The New York Times - November 3, 2006
Bruce Lambert
"Most of the concerns expressed by the Department of Health relate to administrative processes, such as policy development. We take them very seriously. In some cases, the instances date back several years. We have been working, and continue to work, in full cooperation with the D.O.H. to address its concerns."
The state inspection process allows the hospital to respond and requires corrective actions. Fines are also possible.
In May, the Health Department found 19 violations in pediatric surgery at the hospital, citing three patient deaths. One patient was found to have received a drug dose 27 times what is normal, the state said. Another patient had not been properly screened before surgery and a third died while awaiting surgery for days.
In the latest review, several violations cited by the state were procedural, including failing to ensure the privacy of patient records, ignoring credentialing requirements in appointing doctors and authorizing them to practice specialties. In making reappointments, the state said that the hospital also failed to check its records for problems and that one doctor was reappointed without a review of complications in his patients, one of whom died.
In the case of the traffic injury, the state said proper care was delayed about 20 hours, despite worsening symptoms. The patient complained of vomiting and a headache. Later a nurse found the patient restless, agitated and pulling out his intravenous tubes. The patient vomited three times and then was noted as being lethargic and nonresponsive with the left pupil fixed and extremities flaccid.

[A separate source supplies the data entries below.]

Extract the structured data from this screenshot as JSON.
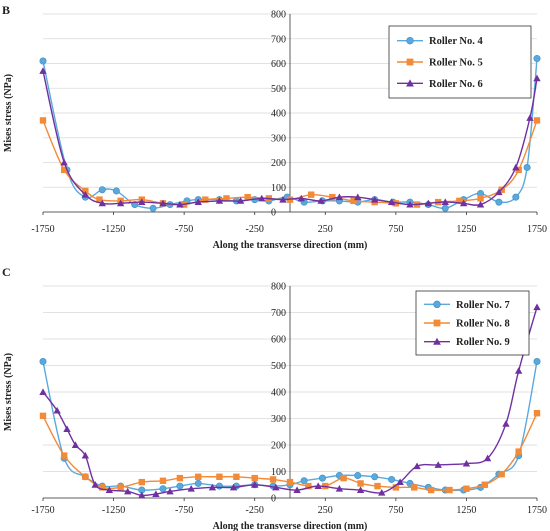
{
  "panels_meta": {
    "colors": {
      "series_1": "#5aa9dc",
      "series_2": "#f28a37",
      "series_3": "#7030a0",
      "grid": "#d9d9d9",
      "axis": "#333333"
    },
    "markers": [
      "circle",
      "square",
      "triangle"
    ]
  },
  "chart_data": [
    {
      "type": "line",
      "panel_label": "B",
      "xlabel": "Along the transverse direction (mm)",
      "ylabel": "Mises stress (NPa)",
      "xlim": [
        -1750,
        1750
      ],
      "ylim": [
        0,
        800
      ],
      "xticks": [
        "-1750",
        "-1250",
        "-750",
        "-250",
        "250",
        "750",
        "1250",
        "1750"
      ],
      "yticks": [
        "0",
        "100",
        "200",
        "300",
        "400",
        "500",
        "600",
        "700",
        "800"
      ],
      "grid": "horizontal",
      "legend": "top-right",
      "series": [
        {
          "name": "Roller No. 4",
          "marker": "circle",
          "x": [
            -1750,
            -1580,
            -1450,
            -1330,
            -1230,
            -1100,
            -970,
            -850,
            -730,
            -650,
            -500,
            -380,
            -250,
            -150,
            -20,
            100,
            230,
            350,
            480,
            600,
            730,
            850,
            980,
            1100,
            1230,
            1350,
            1480,
            1600,
            1680,
            1750
          ],
          "y": [
            610,
            170,
            60,
            90,
            85,
            30,
            15,
            30,
            45,
            50,
            50,
            45,
            50,
            45,
            60,
            40,
            45,
            45,
            40,
            50,
            40,
            40,
            30,
            15,
            50,
            75,
            40,
            60,
            180,
            620
          ]
        },
        {
          "name": "Roller No. 5",
          "marker": "square",
          "x": [
            -1750,
            -1600,
            -1450,
            -1350,
            -1200,
            -1050,
            -900,
            -750,
            -600,
            -450,
            -300,
            -150,
            0,
            150,
            300,
            450,
            600,
            750,
            900,
            1050,
            1200,
            1350,
            1500,
            1620,
            1750
          ],
          "y": [
            370,
            170,
            85,
            50,
            45,
            50,
            35,
            30,
            50,
            55,
            60,
            55,
            50,
            70,
            60,
            45,
            40,
            35,
            30,
            40,
            45,
            55,
            90,
            170,
            370
          ]
        },
        {
          "name": "Roller No. 6",
          "marker": "triangle",
          "x": [
            -1750,
            -1600,
            -1450,
            -1330,
            -1200,
            -1050,
            -900,
            -780,
            -650,
            -500,
            -350,
            -200,
            -50,
            80,
            220,
            350,
            480,
            600,
            720,
            850,
            980,
            1100,
            1230,
            1350,
            1480,
            1600,
            1700,
            1750
          ],
          "y": [
            570,
            200,
            70,
            35,
            35,
            40,
            35,
            30,
            40,
            45,
            45,
            55,
            50,
            55,
            45,
            60,
            60,
            50,
            40,
            30,
            35,
            40,
            35,
            30,
            80,
            180,
            380,
            540
          ]
        }
      ]
    },
    {
      "type": "line",
      "panel_label": "C",
      "xlabel": "Along the transverse direction (mm)",
      "ylabel": "Mises stress (NPa)",
      "xlim": [
        -1750,
        1750
      ],
      "ylim": [
        0,
        800
      ],
      "xticks": [
        "-1750",
        "-1250",
        "-750",
        "-250",
        "250",
        "750",
        "1250",
        "1750"
      ],
      "yticks": [
        "0",
        "100",
        "200",
        "300",
        "400",
        "500",
        "600",
        "700",
        "800"
      ],
      "grid": "horizontal",
      "legend": "top-right",
      "series": [
        {
          "name": "Roller No. 7",
          "marker": "circle",
          "x": [
            -1750,
            -1600,
            -1450,
            -1330,
            -1200,
            -1050,
            -900,
            -780,
            -650,
            -500,
            -380,
            -250,
            -120,
            0,
            100,
            230,
            350,
            480,
            600,
            720,
            850,
            980,
            1100,
            1230,
            1350,
            1480,
            1620,
            1750
          ],
          "y": [
            515,
            150,
            80,
            45,
            45,
            30,
            35,
            45,
            55,
            45,
            45,
            50,
            45,
            50,
            65,
            75,
            85,
            85,
            80,
            70,
            55,
            40,
            30,
            30,
            40,
            90,
            160,
            515
          ]
        },
        {
          "name": "Roller No. 8",
          "marker": "square",
          "x": [
            -1750,
            -1600,
            -1450,
            -1330,
            -1200,
            -1050,
            -900,
            -780,
            -650,
            -500,
            -380,
            -250,
            -120,
            0,
            130,
            250,
            380,
            500,
            620,
            750,
            880,
            1000,
            1130,
            1250,
            1380,
            1500,
            1620,
            1750
          ],
          "y": [
            310,
            160,
            80,
            40,
            40,
            60,
            65,
            75,
            80,
            80,
            80,
            75,
            70,
            60,
            45,
            45,
            75,
            55,
            45,
            40,
            40,
            30,
            30,
            35,
            50,
            90,
            175,
            320
          ]
        },
        {
          "name": "Roller No. 9",
          "marker": "triangle",
          "x": [
            -1750,
            -1650,
            -1580,
            -1520,
            -1450,
            -1380,
            -1280,
            -1150,
            -1050,
            -950,
            -850,
            -700,
            -550,
            -400,
            -250,
            -100,
            50,
            200,
            350,
            500,
            650,
            780,
            900,
            1050,
            1250,
            1400,
            1530,
            1620,
            1750
          ],
          "y": [
            400,
            330,
            260,
            200,
            160,
            50,
            30,
            25,
            10,
            15,
            25,
            35,
            40,
            40,
            50,
            40,
            30,
            45,
            35,
            30,
            20,
            60,
            120,
            125,
            130,
            150,
            280,
            480,
            720
          ]
        }
      ]
    }
  ]
}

Still, the plan remained to prepare the patient for discharge and rehabilitation. Sometimes the nurses and doctors skipped checking on the patient or observed only from the doorway.

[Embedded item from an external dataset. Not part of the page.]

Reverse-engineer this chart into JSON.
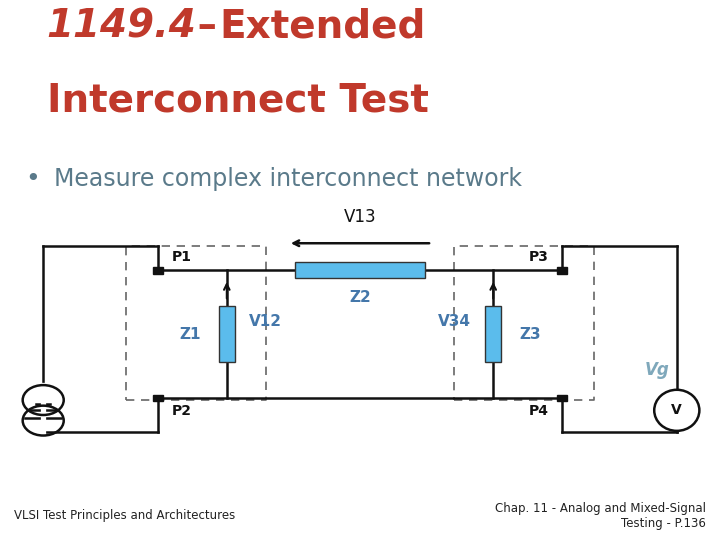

Eventually the patient's condition deteriorated so much that a brain scan was ordered, the state said. By then both pupils were fixed and dilated. During the scan, the patient lapsed into respiratory distress, requiring a ventilator and intensive care. The scan found a large hemorrhage requiring emergency operation, but it was too late to save the patient. In addition, the report said, the hospital failed to report the case to the state as required.
The report also found the hospital relied on an obsolete AIDS care manual, dating to 1987, which lacked provisions on testing, discrimination, infection control, counseling, confidentiality and coordinated care. Staff members were unaware that the hospital was designated by the state as a specialized AIDS center and were not alert to possible AIDS complications for patients coming in for other problems, the report said.

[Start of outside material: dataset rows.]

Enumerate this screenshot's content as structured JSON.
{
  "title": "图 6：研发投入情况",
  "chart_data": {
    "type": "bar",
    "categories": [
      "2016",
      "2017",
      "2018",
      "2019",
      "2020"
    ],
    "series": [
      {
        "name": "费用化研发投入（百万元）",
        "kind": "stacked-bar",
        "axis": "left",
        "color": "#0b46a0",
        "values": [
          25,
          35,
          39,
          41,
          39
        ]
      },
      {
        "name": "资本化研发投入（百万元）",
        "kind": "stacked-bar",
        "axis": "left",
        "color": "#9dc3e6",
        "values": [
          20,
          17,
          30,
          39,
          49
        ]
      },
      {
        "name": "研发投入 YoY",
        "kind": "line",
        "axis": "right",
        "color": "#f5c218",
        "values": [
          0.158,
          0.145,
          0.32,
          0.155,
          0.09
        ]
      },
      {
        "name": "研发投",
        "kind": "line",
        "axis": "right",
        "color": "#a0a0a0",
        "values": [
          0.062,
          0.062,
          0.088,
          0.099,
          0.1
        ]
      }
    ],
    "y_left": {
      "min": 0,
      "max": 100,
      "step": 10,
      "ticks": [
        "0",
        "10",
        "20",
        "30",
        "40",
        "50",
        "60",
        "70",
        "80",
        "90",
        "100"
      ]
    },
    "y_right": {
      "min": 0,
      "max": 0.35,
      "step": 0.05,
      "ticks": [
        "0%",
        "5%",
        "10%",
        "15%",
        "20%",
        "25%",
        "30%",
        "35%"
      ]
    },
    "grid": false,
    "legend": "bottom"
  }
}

The state faulted the hospital's quality assurance program, which is supposed to improve care by learning from mistakes. Of nine cases with adverse results reviewed by the state, the hospital had not properly investigated seven of them, the report said.
Drug problems cited included missed medications, a drug overdose of morphine for a child 10 times the normal amount and an overdose of an incorrect medicine for another patient. The review did not report adverse reactions in those cases.
Other violations included failure to track a hepatitis infection resulting from a blood transfusion; having 12 beds in the pediatric intensive-care unit when only 7 were authorized by the state; confusion over the role of dentists in the emergency department; a lack of procedures for the hospital's trustees; and failure to require the chief executive to report to the trustees.